Amniotic band syndrome is a syndrome including multiple malformations of the extremities, cranium, face, and trunk caused by the amniotic band that is formed when the amnion ruptures in the fetal period. The type of malformations depend on the timing of amniotic rupture. In case of early rapture, the symptoms become more severe: such as cranial, facial, and thoracoabdominal wall defects. In the present case, a meningocele and scoliosis were noted at fetal period. After birth, we found extensive body wall defects adjacent to the meningocele, and the liver, spleen, and lungs were visible through the peritoneal-like membrane. Considering the risk of injury and infection of the exposed organs, the body wall defect was covered using an urgent flap surgery and skin grafting. The constriction ring of toe and clubfoot were found, therefore we diagnosed the body wall defect as a symptom of amniotic band syndrome.
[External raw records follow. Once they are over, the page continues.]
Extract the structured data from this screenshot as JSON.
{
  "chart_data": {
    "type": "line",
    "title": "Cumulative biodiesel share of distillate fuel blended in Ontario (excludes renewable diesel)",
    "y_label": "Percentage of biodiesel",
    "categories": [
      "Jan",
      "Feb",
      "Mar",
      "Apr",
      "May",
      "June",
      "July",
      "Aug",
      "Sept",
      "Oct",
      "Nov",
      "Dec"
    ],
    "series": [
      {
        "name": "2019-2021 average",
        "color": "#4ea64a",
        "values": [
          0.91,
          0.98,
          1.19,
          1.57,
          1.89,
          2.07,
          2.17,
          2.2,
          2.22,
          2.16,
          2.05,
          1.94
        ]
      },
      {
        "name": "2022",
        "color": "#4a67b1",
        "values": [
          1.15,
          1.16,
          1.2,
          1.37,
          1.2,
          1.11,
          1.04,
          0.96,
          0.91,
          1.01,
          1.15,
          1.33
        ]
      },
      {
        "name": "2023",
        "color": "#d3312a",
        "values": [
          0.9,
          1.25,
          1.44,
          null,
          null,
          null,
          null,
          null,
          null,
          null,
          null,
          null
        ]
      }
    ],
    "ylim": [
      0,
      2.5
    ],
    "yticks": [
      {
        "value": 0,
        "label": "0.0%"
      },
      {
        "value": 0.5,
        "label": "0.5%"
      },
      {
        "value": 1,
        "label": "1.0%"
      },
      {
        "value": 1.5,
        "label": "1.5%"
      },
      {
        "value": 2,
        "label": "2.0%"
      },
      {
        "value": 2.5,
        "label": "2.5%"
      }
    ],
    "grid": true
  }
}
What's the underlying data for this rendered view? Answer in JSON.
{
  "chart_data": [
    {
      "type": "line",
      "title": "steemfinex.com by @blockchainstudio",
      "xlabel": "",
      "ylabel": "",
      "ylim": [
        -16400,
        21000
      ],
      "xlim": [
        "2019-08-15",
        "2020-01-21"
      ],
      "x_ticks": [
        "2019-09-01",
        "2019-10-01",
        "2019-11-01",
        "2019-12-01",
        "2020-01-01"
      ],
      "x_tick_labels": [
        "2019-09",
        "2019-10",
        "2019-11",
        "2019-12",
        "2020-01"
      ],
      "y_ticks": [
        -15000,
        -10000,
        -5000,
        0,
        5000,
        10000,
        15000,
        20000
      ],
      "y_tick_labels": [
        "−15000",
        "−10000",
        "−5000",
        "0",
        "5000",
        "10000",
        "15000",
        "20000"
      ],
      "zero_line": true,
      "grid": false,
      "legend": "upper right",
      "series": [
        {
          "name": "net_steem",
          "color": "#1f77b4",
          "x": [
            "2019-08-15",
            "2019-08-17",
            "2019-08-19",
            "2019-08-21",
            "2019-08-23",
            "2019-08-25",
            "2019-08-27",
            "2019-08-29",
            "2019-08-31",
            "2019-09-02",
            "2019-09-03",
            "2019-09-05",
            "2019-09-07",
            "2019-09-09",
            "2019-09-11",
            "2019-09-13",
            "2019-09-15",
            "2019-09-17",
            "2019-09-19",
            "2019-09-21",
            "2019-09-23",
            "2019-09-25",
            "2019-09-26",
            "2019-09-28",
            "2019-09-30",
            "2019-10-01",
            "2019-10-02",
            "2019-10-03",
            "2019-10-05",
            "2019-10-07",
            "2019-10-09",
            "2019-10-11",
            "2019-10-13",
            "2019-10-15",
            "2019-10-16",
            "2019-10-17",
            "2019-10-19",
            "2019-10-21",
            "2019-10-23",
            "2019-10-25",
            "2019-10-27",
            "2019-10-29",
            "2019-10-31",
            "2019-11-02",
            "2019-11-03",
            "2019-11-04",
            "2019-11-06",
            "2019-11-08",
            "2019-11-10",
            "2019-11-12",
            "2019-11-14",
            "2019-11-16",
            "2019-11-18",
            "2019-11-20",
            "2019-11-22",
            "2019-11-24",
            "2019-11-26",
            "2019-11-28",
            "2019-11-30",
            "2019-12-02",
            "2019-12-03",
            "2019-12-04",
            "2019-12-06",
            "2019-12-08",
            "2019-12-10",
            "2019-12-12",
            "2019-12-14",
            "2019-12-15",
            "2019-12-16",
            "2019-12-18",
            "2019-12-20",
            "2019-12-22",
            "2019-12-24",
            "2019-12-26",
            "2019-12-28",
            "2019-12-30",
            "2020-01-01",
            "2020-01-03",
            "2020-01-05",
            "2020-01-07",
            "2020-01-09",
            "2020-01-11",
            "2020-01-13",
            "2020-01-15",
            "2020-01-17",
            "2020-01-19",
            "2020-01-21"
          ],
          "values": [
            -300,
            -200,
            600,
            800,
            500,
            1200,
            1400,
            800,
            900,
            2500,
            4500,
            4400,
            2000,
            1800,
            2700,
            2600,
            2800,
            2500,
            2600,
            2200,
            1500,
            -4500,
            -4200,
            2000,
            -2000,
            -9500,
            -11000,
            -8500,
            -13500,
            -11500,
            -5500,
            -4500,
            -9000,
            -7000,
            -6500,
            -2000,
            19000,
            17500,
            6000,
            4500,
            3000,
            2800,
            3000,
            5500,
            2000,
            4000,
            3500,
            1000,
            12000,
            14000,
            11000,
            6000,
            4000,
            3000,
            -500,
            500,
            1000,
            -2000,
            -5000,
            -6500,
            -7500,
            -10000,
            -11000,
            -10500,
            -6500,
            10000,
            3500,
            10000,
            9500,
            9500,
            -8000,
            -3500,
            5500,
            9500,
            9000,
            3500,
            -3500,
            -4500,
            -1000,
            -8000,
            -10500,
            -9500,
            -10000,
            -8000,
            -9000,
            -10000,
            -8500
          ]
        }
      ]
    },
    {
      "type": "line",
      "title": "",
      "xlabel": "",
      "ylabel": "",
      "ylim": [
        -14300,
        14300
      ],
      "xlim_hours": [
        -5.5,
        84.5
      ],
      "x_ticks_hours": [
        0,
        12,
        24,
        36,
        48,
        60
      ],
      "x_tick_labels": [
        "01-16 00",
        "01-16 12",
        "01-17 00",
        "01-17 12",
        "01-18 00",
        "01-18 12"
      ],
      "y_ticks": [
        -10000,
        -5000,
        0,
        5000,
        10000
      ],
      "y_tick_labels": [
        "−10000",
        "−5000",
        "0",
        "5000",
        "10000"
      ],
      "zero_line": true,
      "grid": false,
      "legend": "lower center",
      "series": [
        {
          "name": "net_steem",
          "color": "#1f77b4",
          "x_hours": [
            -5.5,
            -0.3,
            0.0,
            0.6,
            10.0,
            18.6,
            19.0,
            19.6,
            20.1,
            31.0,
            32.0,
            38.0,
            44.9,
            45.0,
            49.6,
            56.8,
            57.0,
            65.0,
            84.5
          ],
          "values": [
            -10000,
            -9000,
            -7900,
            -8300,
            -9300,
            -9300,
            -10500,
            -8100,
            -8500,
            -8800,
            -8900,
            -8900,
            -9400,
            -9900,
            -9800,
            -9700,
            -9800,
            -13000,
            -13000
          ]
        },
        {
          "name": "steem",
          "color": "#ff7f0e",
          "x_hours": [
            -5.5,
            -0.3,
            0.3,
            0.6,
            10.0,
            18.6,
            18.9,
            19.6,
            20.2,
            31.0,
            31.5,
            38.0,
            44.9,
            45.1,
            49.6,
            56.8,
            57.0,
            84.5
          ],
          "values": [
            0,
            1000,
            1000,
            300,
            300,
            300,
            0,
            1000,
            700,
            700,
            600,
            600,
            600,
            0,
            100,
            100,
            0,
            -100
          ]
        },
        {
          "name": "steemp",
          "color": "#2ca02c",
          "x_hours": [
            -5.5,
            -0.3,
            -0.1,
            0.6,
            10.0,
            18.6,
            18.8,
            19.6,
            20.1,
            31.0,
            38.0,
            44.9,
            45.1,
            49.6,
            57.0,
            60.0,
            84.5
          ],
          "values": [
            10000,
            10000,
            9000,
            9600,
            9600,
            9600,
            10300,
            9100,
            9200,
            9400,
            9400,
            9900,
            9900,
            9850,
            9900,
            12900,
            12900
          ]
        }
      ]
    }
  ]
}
In this case, there was also a finding suspected of chondrodysplasia punctata brachytelephalangic type, and although the contribution to amniotic band syndrome was not clear, the influence of maternal anti-TNF-alpha antibody preparations was speculated. Amniotic band syndrome should be considered in cases with various malformations of different developmental stages and with characteristic findings such as constriction rings.